Tokaido nodded. “A bunch of twenty-somethings gone missing, but they said that they were staying on some extra time.”
“Email contact?”
“And new photos and videos up on social media,” Tokaido added. “So that’s allaying most of the suspicion.”
“Who isn’t buying this?” Brognola asked.
“Young lady, Cathryn Lopez. She was due to ship out after her vacation,” Tokaido said.
“Where?” Brognola asked.
“Marines. When a female Marine doesn’t report in for duty, it raises some flags. Especially if she’s still posting online,” Tokaido said. “As her last port of call...”
“The USMC is doing part of our intel for us,” Brognola mumbled. “There was a face in that batch?”
Tokaido shook his head. “But Lopez was on the same boat with Bryce Jennings.
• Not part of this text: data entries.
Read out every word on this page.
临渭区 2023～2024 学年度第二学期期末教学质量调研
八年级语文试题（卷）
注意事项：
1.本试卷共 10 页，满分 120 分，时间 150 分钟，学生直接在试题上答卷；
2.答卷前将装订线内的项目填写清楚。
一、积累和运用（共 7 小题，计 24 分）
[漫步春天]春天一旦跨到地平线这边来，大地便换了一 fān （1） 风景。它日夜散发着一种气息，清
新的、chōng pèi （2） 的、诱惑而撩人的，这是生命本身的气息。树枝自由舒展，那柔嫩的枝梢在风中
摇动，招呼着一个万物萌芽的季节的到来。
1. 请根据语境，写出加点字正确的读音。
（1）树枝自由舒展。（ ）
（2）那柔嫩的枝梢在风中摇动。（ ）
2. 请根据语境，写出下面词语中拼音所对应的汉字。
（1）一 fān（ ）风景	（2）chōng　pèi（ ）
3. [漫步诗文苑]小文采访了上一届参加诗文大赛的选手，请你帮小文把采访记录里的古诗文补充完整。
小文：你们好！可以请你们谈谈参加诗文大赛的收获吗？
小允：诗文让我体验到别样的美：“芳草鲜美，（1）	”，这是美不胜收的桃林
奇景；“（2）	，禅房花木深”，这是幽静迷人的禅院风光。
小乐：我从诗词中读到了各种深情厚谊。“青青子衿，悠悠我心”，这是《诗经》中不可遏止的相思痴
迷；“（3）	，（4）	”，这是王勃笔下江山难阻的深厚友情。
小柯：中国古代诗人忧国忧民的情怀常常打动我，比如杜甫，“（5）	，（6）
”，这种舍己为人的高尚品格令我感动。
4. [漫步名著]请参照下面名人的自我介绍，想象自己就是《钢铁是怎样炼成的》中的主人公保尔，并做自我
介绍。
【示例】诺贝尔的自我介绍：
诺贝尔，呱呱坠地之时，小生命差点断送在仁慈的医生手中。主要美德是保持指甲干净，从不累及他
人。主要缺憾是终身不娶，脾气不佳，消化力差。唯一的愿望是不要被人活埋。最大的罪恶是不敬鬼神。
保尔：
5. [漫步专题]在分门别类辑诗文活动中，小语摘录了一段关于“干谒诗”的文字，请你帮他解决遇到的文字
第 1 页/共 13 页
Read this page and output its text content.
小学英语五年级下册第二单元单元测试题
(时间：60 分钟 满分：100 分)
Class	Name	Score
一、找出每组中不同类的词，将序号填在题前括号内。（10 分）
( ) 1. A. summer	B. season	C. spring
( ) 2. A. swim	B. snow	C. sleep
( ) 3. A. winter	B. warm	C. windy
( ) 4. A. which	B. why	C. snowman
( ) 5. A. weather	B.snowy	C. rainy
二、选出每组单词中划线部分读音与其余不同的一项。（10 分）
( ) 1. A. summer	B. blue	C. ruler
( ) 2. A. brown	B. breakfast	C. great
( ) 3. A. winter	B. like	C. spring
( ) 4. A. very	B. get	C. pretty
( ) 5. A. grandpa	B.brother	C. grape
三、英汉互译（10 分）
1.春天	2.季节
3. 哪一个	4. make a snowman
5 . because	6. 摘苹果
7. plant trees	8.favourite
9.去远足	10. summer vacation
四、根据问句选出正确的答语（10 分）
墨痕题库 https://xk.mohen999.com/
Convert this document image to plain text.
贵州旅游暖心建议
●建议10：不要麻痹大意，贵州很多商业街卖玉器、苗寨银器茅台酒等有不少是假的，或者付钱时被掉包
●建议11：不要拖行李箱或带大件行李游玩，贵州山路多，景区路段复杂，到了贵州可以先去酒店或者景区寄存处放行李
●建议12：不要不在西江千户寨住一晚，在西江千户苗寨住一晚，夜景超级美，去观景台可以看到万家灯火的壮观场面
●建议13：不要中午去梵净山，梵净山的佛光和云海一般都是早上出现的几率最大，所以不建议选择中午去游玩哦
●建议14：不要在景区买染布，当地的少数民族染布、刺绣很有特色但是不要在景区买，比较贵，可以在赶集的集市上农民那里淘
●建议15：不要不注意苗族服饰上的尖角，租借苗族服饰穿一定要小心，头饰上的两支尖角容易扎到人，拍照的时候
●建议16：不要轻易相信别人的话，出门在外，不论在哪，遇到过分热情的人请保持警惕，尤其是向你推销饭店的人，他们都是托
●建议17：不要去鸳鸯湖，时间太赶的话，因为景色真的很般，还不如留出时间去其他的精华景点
And his SIM card was recovered by McCarter.”
“Bryce Jennings?” Price asked. She shook her head. “Was he a porn star or something?”
“No, it was his real name,” Tokaido said.
“They slipped ashore disguised as tourists,” Brognola murmured. “Does our satellite coverage have identification on any of the boats?”
“We’re getting interference,” Tokaido returned. “And any IFF we have on the ships show nothing on the yacht that these kids were supposedly on.”
“So they’re anticipating us,” Price mused. “They’re anticipating something.”
“Are we getting anything at other marinas on that side? Or just Tarajal?” Brognola asked.
“No fine details in Tarajal, so that means that particular marina has some craft inside that’s jamming us,” Tokaido mused.
“And keeping watch on that coast,” Price added.
“You can fit a bit of surveillance equipment on a yacht,” Brognola said. “Radar, telescopes, satellite communications...”
“And Option Omega scouts,” Price noted.
“Option Omega has very little history except as an Idaho-based splinter of a white-supremacist militia,” Huntington Wethers, another member of Kurtzman’s cyberteam, interjected. “As to being a splinter, we’re talking a top membership of a dozen.”